During the air attack the Antares was strafed by Japanese aircraft but suffered no casualties.
The Antares was routed away from the attack and docked at Honolulu Harbor. Days later Lonski had a chance to view the damage at Pearl Harbor.
“A mess,” he said. “The water was black with oil with bodies floating in places. You name it, it was in the water. There were still fires burning, complete destruction in so many places, sunken ships, ships turned over.”
Lonski was one of about 65,000 American soldiers and sailors at Pearl Harbor at the time of the attack. According to Ray Brittain, Powell, Wyo., a former director of the Pearl Harbor Survivors Association, there are approximately 2,000 still surviving.

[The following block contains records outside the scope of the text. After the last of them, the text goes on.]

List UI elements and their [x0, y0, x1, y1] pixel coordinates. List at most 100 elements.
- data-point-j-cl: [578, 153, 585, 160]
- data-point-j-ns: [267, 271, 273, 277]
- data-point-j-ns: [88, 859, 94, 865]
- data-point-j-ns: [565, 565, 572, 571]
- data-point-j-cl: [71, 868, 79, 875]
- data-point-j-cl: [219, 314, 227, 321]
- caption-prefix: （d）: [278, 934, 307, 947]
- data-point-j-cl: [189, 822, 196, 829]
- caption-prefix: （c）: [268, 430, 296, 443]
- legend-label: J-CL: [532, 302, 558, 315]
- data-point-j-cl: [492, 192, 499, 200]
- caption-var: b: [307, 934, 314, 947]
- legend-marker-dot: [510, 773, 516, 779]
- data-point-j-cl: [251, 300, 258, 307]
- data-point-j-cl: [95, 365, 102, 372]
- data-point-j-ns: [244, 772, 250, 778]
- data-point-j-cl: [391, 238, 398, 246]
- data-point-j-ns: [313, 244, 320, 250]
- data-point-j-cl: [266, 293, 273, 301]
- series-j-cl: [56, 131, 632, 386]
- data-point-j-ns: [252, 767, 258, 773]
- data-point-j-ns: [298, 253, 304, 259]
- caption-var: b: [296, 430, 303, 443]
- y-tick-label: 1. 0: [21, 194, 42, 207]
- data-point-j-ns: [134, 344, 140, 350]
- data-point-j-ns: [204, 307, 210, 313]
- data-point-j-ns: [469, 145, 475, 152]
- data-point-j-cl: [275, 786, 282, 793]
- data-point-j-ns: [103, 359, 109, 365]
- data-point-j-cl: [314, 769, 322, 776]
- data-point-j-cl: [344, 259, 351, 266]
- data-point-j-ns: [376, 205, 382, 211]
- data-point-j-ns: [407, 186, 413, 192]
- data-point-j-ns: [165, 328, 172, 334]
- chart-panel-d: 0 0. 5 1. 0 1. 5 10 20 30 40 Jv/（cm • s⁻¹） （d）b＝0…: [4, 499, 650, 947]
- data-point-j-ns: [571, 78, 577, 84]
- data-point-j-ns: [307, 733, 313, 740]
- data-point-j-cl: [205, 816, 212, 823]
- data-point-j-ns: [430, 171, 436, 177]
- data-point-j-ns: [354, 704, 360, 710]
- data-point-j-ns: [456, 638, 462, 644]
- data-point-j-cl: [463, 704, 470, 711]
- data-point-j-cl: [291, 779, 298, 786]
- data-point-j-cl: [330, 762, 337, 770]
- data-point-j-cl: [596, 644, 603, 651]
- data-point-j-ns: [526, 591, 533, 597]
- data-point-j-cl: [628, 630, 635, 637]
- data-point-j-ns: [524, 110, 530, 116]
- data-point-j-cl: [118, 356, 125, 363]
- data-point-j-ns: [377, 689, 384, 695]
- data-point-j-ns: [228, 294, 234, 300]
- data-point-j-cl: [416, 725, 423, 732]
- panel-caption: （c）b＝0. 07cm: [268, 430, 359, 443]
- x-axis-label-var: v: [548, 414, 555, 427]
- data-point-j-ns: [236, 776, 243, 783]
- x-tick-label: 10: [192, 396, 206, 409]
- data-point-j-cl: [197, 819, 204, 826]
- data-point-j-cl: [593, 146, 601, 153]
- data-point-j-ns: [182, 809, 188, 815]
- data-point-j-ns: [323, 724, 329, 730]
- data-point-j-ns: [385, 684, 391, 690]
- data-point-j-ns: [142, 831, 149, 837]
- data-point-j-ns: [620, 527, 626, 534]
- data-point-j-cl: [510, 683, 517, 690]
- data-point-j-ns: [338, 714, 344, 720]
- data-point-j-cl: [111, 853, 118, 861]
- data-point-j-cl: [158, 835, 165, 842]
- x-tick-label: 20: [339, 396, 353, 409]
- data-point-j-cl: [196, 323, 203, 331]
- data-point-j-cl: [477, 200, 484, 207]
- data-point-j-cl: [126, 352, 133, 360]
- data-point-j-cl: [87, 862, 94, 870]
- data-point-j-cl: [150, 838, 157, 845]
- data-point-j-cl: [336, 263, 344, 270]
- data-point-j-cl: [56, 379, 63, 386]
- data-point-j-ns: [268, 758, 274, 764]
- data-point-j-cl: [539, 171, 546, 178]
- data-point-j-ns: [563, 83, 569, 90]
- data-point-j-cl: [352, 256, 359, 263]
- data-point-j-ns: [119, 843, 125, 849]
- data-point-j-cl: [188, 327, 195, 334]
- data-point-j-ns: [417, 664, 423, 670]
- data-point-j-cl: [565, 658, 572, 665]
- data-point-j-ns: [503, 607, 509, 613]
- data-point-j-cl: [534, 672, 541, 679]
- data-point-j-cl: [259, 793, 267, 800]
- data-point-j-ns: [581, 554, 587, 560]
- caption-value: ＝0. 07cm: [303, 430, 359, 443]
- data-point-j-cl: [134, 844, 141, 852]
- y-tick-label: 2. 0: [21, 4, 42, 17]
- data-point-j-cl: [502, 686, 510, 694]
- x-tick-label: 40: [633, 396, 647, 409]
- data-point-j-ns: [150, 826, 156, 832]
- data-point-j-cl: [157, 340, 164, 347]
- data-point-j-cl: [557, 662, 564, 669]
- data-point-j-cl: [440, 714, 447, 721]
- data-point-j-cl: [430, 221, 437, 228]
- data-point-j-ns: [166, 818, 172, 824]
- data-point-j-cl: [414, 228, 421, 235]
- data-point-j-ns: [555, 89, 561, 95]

Lonski is among the very few survivors left in North Dakota.
Brittain said the organization recently decreased its officers from eight to four directors because of declining membership.
“We don’t even know how many of us are left,” he said. “The number of Pearl Harbor survivors decreases almost every day.”

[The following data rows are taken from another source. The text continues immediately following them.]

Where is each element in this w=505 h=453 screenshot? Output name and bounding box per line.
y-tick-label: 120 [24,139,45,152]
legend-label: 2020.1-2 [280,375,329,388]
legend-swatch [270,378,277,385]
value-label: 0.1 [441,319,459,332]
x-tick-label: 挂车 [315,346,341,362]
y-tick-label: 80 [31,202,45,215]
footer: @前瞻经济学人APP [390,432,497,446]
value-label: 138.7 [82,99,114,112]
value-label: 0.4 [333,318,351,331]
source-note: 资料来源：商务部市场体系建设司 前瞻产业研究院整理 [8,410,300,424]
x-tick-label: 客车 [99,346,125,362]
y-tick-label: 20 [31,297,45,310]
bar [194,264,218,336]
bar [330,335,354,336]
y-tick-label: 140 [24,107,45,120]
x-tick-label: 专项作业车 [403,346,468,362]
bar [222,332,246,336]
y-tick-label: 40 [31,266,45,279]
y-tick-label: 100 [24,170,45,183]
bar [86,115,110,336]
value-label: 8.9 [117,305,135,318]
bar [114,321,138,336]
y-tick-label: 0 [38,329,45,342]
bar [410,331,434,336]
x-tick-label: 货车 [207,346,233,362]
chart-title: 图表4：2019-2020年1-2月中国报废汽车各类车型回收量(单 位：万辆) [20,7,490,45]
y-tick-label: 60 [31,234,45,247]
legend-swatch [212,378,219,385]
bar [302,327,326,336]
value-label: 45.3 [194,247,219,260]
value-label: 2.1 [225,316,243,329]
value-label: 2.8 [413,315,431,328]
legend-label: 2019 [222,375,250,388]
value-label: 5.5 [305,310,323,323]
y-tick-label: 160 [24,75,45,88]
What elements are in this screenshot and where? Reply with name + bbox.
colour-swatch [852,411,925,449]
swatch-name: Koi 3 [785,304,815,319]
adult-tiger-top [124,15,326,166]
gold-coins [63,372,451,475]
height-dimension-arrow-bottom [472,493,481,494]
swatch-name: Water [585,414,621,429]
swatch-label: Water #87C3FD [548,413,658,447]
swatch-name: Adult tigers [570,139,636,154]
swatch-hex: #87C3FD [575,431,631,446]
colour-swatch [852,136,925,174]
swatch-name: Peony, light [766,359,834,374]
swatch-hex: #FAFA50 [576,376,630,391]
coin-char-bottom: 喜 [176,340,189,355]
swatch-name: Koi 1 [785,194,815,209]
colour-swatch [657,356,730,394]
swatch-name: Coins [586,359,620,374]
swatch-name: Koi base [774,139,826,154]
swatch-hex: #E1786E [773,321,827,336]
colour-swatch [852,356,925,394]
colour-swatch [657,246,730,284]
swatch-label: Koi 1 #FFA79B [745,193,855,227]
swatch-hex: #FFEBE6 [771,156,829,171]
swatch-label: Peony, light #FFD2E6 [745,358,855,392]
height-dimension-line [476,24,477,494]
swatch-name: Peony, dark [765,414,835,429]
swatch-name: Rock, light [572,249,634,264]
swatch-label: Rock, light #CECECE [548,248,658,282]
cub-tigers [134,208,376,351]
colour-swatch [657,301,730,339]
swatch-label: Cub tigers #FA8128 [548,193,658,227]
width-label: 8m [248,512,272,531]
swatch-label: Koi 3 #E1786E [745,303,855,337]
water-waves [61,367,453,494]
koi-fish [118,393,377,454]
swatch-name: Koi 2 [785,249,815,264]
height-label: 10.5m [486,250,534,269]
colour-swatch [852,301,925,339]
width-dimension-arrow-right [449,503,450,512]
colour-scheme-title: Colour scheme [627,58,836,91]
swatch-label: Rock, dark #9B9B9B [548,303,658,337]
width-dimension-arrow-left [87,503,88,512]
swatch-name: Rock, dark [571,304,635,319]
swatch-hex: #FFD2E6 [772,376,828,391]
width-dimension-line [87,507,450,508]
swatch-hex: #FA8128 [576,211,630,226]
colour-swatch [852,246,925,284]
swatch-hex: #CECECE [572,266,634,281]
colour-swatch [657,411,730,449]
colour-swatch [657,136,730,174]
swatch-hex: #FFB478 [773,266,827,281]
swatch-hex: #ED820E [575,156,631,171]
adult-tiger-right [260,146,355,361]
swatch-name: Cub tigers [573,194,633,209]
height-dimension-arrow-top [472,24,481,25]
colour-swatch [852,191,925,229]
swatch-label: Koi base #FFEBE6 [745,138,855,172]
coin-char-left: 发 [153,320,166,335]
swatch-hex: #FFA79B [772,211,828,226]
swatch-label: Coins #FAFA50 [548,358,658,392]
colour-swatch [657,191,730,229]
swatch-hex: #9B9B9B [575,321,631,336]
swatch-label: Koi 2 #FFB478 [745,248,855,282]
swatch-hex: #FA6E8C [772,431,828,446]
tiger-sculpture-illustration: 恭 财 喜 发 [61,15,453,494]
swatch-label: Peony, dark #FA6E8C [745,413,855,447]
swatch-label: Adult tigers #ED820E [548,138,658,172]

The Pearl Harbor Survivors Association hopes that the battle and the message of preparedness is not forgotten.
“Our motto is ‘Remember Pearl Harbor, keep America alert,’” Brittain said. “We must not forget that we can be attacked by surprise.”
The most recent surprise attack on America, the attacks of Sept. 11, 2001, caused roughly the same number of casualties as the Pearl Harbor attack of 1941, he said.
Lonski said he returned to Pearl Harbor during survivor conventions many times over the years. He laments the commercialization of the island and the area immediately surrounding the monuments to those who perished during the attack.
Lonski’s six-year enlistment in the Navy spanned the entire length of World War II. After Pearl Harbor he was transferred back to the mainland to train in the operation and maintenance of landing craft. He was later stationed in England where he prepared and maintained the boats that were used to storm the beaches of Normandy on D-Day.
When his six-year enlistment ended in 1947, Lonski returned to North Dakota. He worked as an electrician at various locations around the state until retiring in Jamestown. He currently resides at Eventide at Hi-Acres in Jamestown.
Lonski was recently honored by the Veterans of Foreign Wars with the VFW Post 760 Citation for his service to nation and community.